Au début des années 1900, alors que Chicago était l’épicentre de l’industrie du cinéma, M. Bell, un projectionniste et M. Howell, un ingénieur dans une manufacture de pièces de projecteurs, décident de créer la compagnie Bell & Howell. Ils se spécialisent dans la réparation de matériel cinématographique, la fabrication de tireuses et de perforatrices. Ils démarrent donc leur entreprise en étant au fait des limites des machines et des attentes du milieu professionnel en plein essor.
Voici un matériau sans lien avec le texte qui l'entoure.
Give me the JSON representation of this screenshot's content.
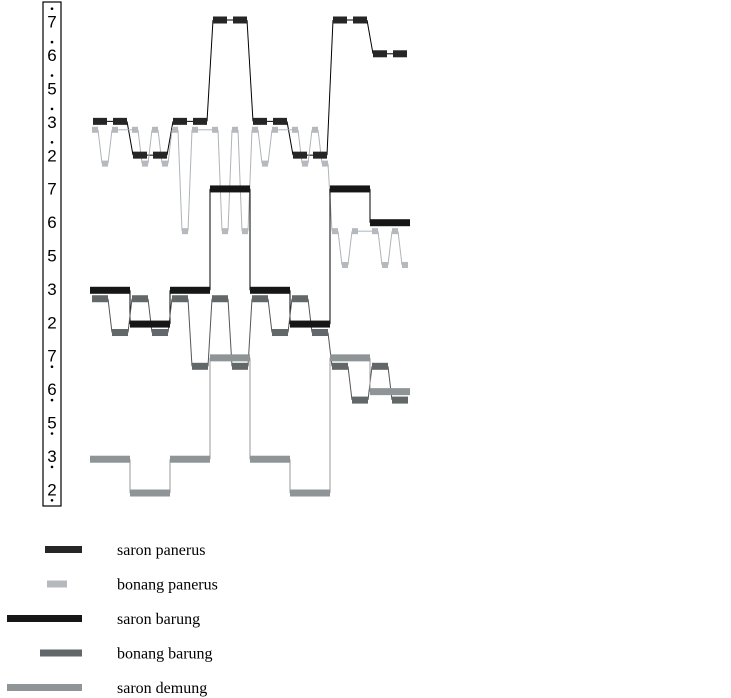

Cette première spécialisation influence les futures conceptions des caméras de la marque. Les perforations B&H deviennent ensuite une référence à l’international.

En 1912, Bell et Howell mettent au point la caméra 2709 modèle B, connue sous le nom de « the Standard Camera » dont le système d’entraînement de la pellicule très performant continue d’être une référence. Dans le détail, ce sont deux griffes qui assurent le mouvement de la pellicule, puis un cadre presseur plaque la pellicule au moment où elle est exposée à la lumière. Cela permet de réaliser de manière très précise des effets au moment de tournage.

Les produits et les normes développés par la compagnie Bell & Howell dans le premier quart de ce siècle ont constitué la pierre angulaire de la plupart des développements ultérieurs de la technologie cinématographique – professionnelle et amateur – dans le monde entier, mais surtout aux États-Unis. Cependant, cet article historique se concentrera, en général, sur les caméras cinématographiques de 35 mm développées et construites par cette société, et en particulier sur un modèle de caméra, le modèle Standard 2709. [Traduction]

Roberts, Laurence. J. 1982. “Cameras and Systems : A History of Contributions from the Bell & Howell Co. (part.1)”. SMPTE Journal, octobre, p. 934.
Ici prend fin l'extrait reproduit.